J. Winterson, Non ci sono solo le arance

Jeanette Winterson agli esordi

di Antonio Stanca

   Di recente, nella serie Oscar Moderni della Mondadori, è comparso Non ci sono solo le arance, primo romanzo della scrittrice inglese Jeanette Winterson. La traduzione è di Maria Ludovica Petta. La Winterson lo aveva pubblicato quando aveva ventisei anni e viveva a Londra dopo essere fuggita da casa perché non accettata, non tollerata si sentiva da quelli che erano genitori adottivi dopo aver rivelato loro la sua natura omosessuale. Trattandosi di persone molto religiose non erano disposte a sopportare una situazione simile. Come un maleficio la intendevano, un’opera diabolica e così pensavano che l’avrebbe intesa l’intera congregazione religiosa alla quale la loro famiglia apparteneva.

   Jeanette era nata a Manchester nel 1959. Adottata da una coppia, era cresciuta ad Accrington, Lancashire, ed era stata destinata ad una vita da missionaria. Ben presto, però, si era vista costretta ad allontanarsi dalla famiglia. Tramite espedienti, sacrifici di ogni genere ce l’aveva fatta, era andata avanti, aveva studiato Inglese a Oxford, a Londra nel 1985 aveva pubblicato il suddetto primo romanzo. L’opera aveva vinto il Whitbread First Novel Award ed era diventata una serie televisiva tra le migliori. Altre opere diventate famose erano state Passione del 1987, Scritto sul corpo del 1992. Altri riconoscimenti le sono stati attribuiti nel 2005 e nel 2018: il primo quale Ufficiale, il secondo quale Commendatore dell’Ordine dell’Impero Britannico “Per i servizi resi alla letteratura”. Molte traduzioni ha avuto, nota a livello mondiale è diventata quella bambina tanto criticata. Tra l’altro ora insegna Nuova Scrittura all’Università di Manchester.

   Fin dalla prima opera è possibile risalire a quelli che saranno i temi e i modi dell’intera produzione della scrittrice. Ricorrente sarà il motivo dell’omofilia femminile, dei pensieri, dei sentimenti che l’accompagnano, la spiegano, la giustificano, delle situazioni che determina, della vita che avviene alla sua insegna. Anche per lo stile si può dire che la Winterson continuerà, nelle opere venute dopo, a mostrarsi riflessiva, attenta e insieme libera, discorsiva. Non è facile ottenere entrambi i risultati, sono il segnale di un’intelligenza molto attiva, molto capace di cogliere e soprattutto trattenere, di rappresentare e soprattutto collocare.

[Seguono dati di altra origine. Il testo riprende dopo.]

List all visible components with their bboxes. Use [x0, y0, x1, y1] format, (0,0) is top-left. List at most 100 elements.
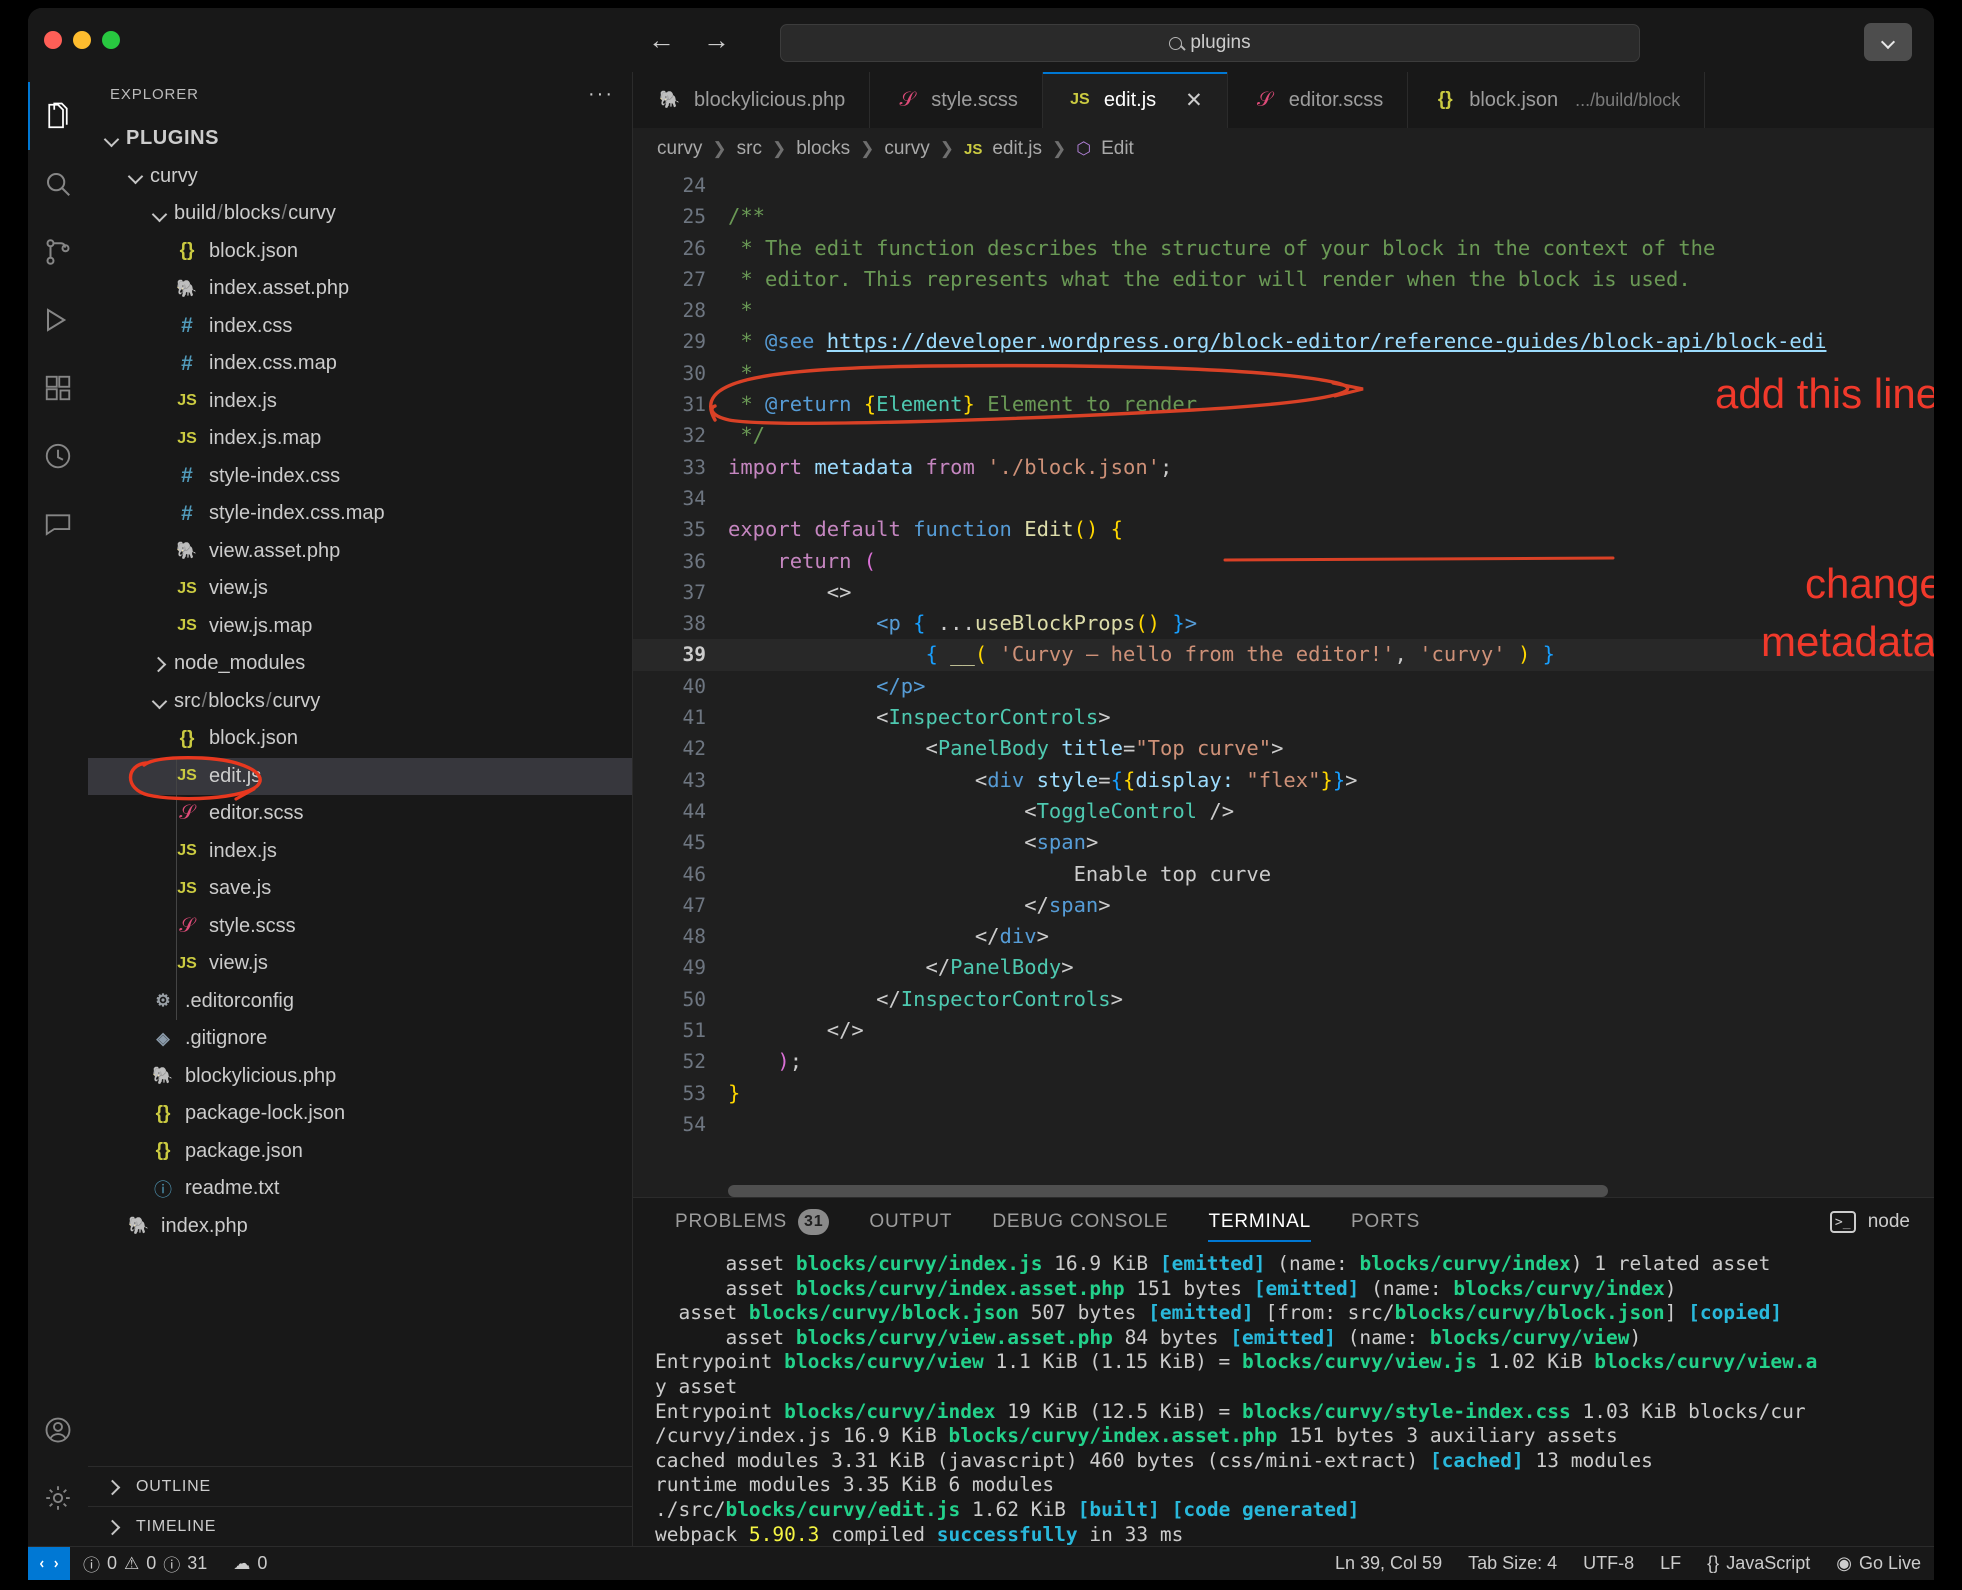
sidebar-item-source-control[interactable]: [28, 218, 88, 286]
tree-item-save-js[interactable]: JS save.js: [88, 870, 632, 908]
status-go-live[interactable]: ◉ Go Live: [1823, 1547, 1934, 1581]
panel-tab-output[interactable]: OUTPUT: [849, 1198, 972, 1246]
status-language-mode[interactable]: {} JavaScript: [1694, 1547, 1823, 1581]
code-line[interactable]: 25 /**: [633, 201, 1934, 232]
tree-item-index-php[interactable]: 🐘 index.php: [88, 1208, 632, 1246]
sidebar-item-run-and-debug[interactable]: [28, 286, 88, 354]
code-line[interactable]: 46 Enable top curve: [633, 859, 1934, 890]
editor-tab-blockylicious-php[interactable]: 🐘 blockylicious.php: [633, 72, 871, 128]
tree-item-view-js[interactable]: JS view.js: [88, 945, 632, 983]
code-line[interactable]: 32 */: [633, 420, 1934, 451]
go-back-icon[interactable]: ←: [648, 26, 675, 54]
window-controls[interactable]: [28, 31, 120, 49]
tree-item-src-blocks-curvy[interactable]: src/blocks/curvy: [88, 683, 632, 721]
tree-item-view-asset-php[interactable]: 🐘 view.asset.php: [88, 533, 632, 571]
panel-tab-terminal[interactable]: TERMINAL: [1188, 1198, 1330, 1246]
tree-item-readme-txt[interactable]: ⓘ readme.txt: [88, 1170, 632, 1208]
tree-item-edit-js[interactable]: JS edit.js: [88, 757, 632, 795]
sidebar-item-testing[interactable]: [28, 422, 88, 490]
status-problems[interactable]: ⓘ 0 ⚠ 0 ⓘ 31: [70, 1547, 220, 1581]
breadcrumb-item[interactable]: curvy: [884, 138, 929, 160]
code-line[interactable]: 52 );: [633, 1046, 1934, 1077]
code-line[interactable]: 34: [633, 483, 1934, 514]
tree-item-index-js-map[interactable]: JS index.js.map: [88, 420, 632, 458]
code-line[interactable]: 30 *: [633, 358, 1934, 389]
code-line[interactable]: 40 </p>: [633, 671, 1934, 702]
horizontal-scrollbar[interactable]: [728, 1185, 1608, 1197]
code-line[interactable]: 51 </>: [633, 1015, 1934, 1046]
editor-tab-bar[interactable]: 🐘 blockylicious.php 𝒮style.scss JS edit.js ✕ 𝒮…: [633, 72, 1934, 128]
code-line[interactable]: 28 *: [633, 295, 1934, 326]
breadcrumb[interactable]: curvy ❯ src ❯ blocks ❯ curvy ❯ JS edit.js ❯ ⬡ Edit: [633, 128, 1934, 170]
panel-tab-ports[interactable]: PORTS: [1331, 1198, 1440, 1246]
sidebar-item-search[interactable]: [28, 150, 88, 218]
code-editor[interactable]: 24 25 /** 26 * The edit function describes …: [633, 170, 1934, 1197]
code-line[interactable]: 27 * editor. This represents what the ed…: [633, 264, 1934, 295]
tree-item--gitignore[interactable]: ◈ .gitignore: [88, 1020, 632, 1058]
tree-item-style-scss[interactable]: 𝒮style.scss: [88, 908, 632, 946]
editor-tab-style-scss[interactable]: 𝒮style.scss: [870, 72, 1043, 128]
chevron-down-icon[interactable]: [102, 129, 122, 149]
tree-item-index-css-map[interactable]: # index.css.map: [88, 345, 632, 383]
panel-actions[interactable]: >_ node: [1829, 1211, 1934, 1233]
remote-indicator-icon[interactable]: [28, 1546, 70, 1580]
explorer-more-actions-icon[interactable]: ···: [588, 83, 614, 106]
code-line[interactable]: 47 </span>: [633, 890, 1934, 921]
editor-tab-block-json[interactable]: {} block.json .../build/block: [1408, 72, 1706, 128]
code-line[interactable]: 31 * @return {Element} Element to render…: [633, 389, 1934, 420]
tree-item-package-lock-json[interactable]: {} package-lock.json: [88, 1095, 632, 1133]
tree-item-index-js[interactable]: JS index.js: [88, 833, 632, 871]
code-line[interactable]: 48 </div>: [633, 921, 1934, 952]
tree-item-block-json[interactable]: {} block.json: [88, 233, 632, 271]
sidebar-item-manage[interactable]: [28, 1464, 88, 1532]
panel-tab-bar[interactable]: PROBLEMS 31 OUTPUT DEBUG CONSOLE TERMINAL POR…: [633, 1198, 1934, 1246]
customize-layout-button[interactable]: [1864, 23, 1912, 61]
status-eol[interactable]: LF: [1647, 1547, 1694, 1581]
tree-item-index-asset-php[interactable]: 🐘 index.asset.php: [88, 270, 632, 308]
breadcrumb-item[interactable]: Edit: [1101, 138, 1134, 160]
code-line[interactable]: 43 <div style={{display: "flex"}}>: [633, 765, 1934, 796]
tree-item-curvy[interactable]: curvy: [88, 158, 632, 196]
status-encoding[interactable]: UTF-8: [1570, 1547, 1647, 1581]
tree-item-view-js[interactable]: JS view.js: [88, 570, 632, 608]
terminal-selector-label[interactable]: node: [1868, 1211, 1910, 1233]
code-line[interactable]: 35 export default function Edit() {: [633, 514, 1934, 545]
code-line[interactable]: 49 </PanelBody>: [633, 952, 1934, 983]
chevron-down-icon[interactable]: [150, 691, 170, 711]
code-line[interactable]: 54: [633, 1109, 1934, 1140]
breadcrumb-item[interactable]: blocks: [796, 138, 850, 160]
sidebar-item-extensions[interactable]: [28, 354, 88, 422]
code-line[interactable]: 24: [633, 170, 1934, 201]
editor-tab-editor-scss[interactable]: 𝒮editor.scss: [1227, 72, 1409, 128]
go-forward-icon[interactable]: →: [703, 26, 730, 54]
sidebar-item-accounts[interactable]: [28, 1396, 88, 1464]
tree-item-block-json[interactable]: {} block.json: [88, 720, 632, 758]
tree-item-build-blocks-curvy[interactable]: build/blocks/curvy: [88, 195, 632, 233]
panel-tab-problems[interactable]: PROBLEMS 31: [655, 1198, 849, 1246]
terminal-output[interactable]: asset blocks/curvy/index.js 16.9 KiB [em…: [633, 1246, 1934, 1546]
code-line[interactable]: 53}: [633, 1078, 1934, 1109]
sidebar-item-explorer[interactable]: [28, 82, 88, 150]
code-line[interactable]: 37 <>: [633, 577, 1934, 608]
code-line[interactable]: 44 <ToggleControl />: [633, 796, 1934, 827]
breadcrumb-item[interactable]: edit.js: [992, 138, 1042, 160]
status-cursor-position[interactable]: Ln 39, Col 59: [1322, 1547, 1455, 1581]
tree-item-index-js[interactable]: JS index.js: [88, 383, 632, 421]
tree-item-plugins[interactable]: PLUGINS: [88, 120, 632, 158]
tree-item-index-css[interactable]: # index.css: [88, 308, 632, 346]
code-line[interactable]: 41 <InspectorControls>: [633, 702, 1934, 733]
chevron-down-icon[interactable]: [126, 166, 146, 186]
maximize-window-button[interactable]: [102, 31, 120, 49]
minimize-window-button[interactable]: [73, 31, 91, 49]
code-line[interactable]: 36 return (: [633, 546, 1934, 577]
panel-tab-debug-console[interactable]: DEBUG CONSOLE: [972, 1198, 1188, 1246]
chevron-right-icon[interactable]: [150, 654, 170, 674]
code-line[interactable]: 29 * @see https://developer.wordpress.or…: [633, 326, 1934, 357]
file-tree[interactable]: PLUGINS curvy build/blocks/curvy {} block.js…: [88, 116, 632, 1466]
sidebar-item-comments[interactable]: [28, 490, 88, 558]
close-window-button[interactable]: [44, 31, 62, 49]
tree-item-style-index-css[interactable]: # style-index.css: [88, 458, 632, 496]
status-tab-size[interactable]: Tab Size: 4: [1455, 1547, 1570, 1581]
code-line[interactable]: 38 <p { ...useBlockProps() }>: [633, 608, 1934, 639]
close-icon[interactable]: ✕: [1185, 88, 1203, 113]
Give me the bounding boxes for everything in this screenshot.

Impressiona, attira la scrittrice per come procede, per la chiarezza, la spontaneità con la quale dice di problemi complicati, di argomenti difficili quali quelli dell’interiorità più profonda.

   In Non ci sono solo le arance percorre la sua vita, dalla nascita alla quasi maturità. Niente trascura di quell’Inghilterra di fine ‘900, dei centri e delle periferie, dei monti e dei boschi, delle città e dei sobborghi, delle strade e delle case, delle persone e delle cose, di sé e degli altri, di tutto quanto contribuiva a formare una vita, una società, una storia che si svolgeva tra associazioni, congregazioni di ogni genere. Potevano essere di genere religioso, civile, sociale, ma non mancavano mai di proporsi un servizio utile, di perseguire un bene per la comunità, di combattere l’eresia, la colpa, il reato. In un ambiente così rigoroso, così controllato, così puritano, Jeanette aveva fatto sapere della sua omosessualità e ne avrebbe scritto tanto a lungo. Animata, accesa si sentiva dalla sua passione, era quello il suo amore, come lo si poteva dire impuro? Anche quello era un bisogno dello spirito, era voluto dallo spirito, perché ritenerlo un peccato?

   Era naturale che nel primo romanzo della scrittrice molta parte fosse dedicata a quello che allora era il suo problema. In verità lo sarebbe stato anche dopo dal momento che erano i tempi, gli ambienti a mancare di comprensione riguardo a certe manifestazioni e in ogni opera la Winterson si sarebbe fatta vedere alle prese con quanto costituiva la sua pena maggiore, una condizione che la faceva ammirare ma anche biasimare.

   Nessuno dubiterà delle sue capacità, delle sue qualità ma molti avranno da ridire delle sue preferenze in materia sessuale: sarà un altro di quei casi dove difficile riuscirà giungere ad un giudizio definitivo, unico ma dove un errore sarebbe ridurre quanto è dell’arte a causa del resto.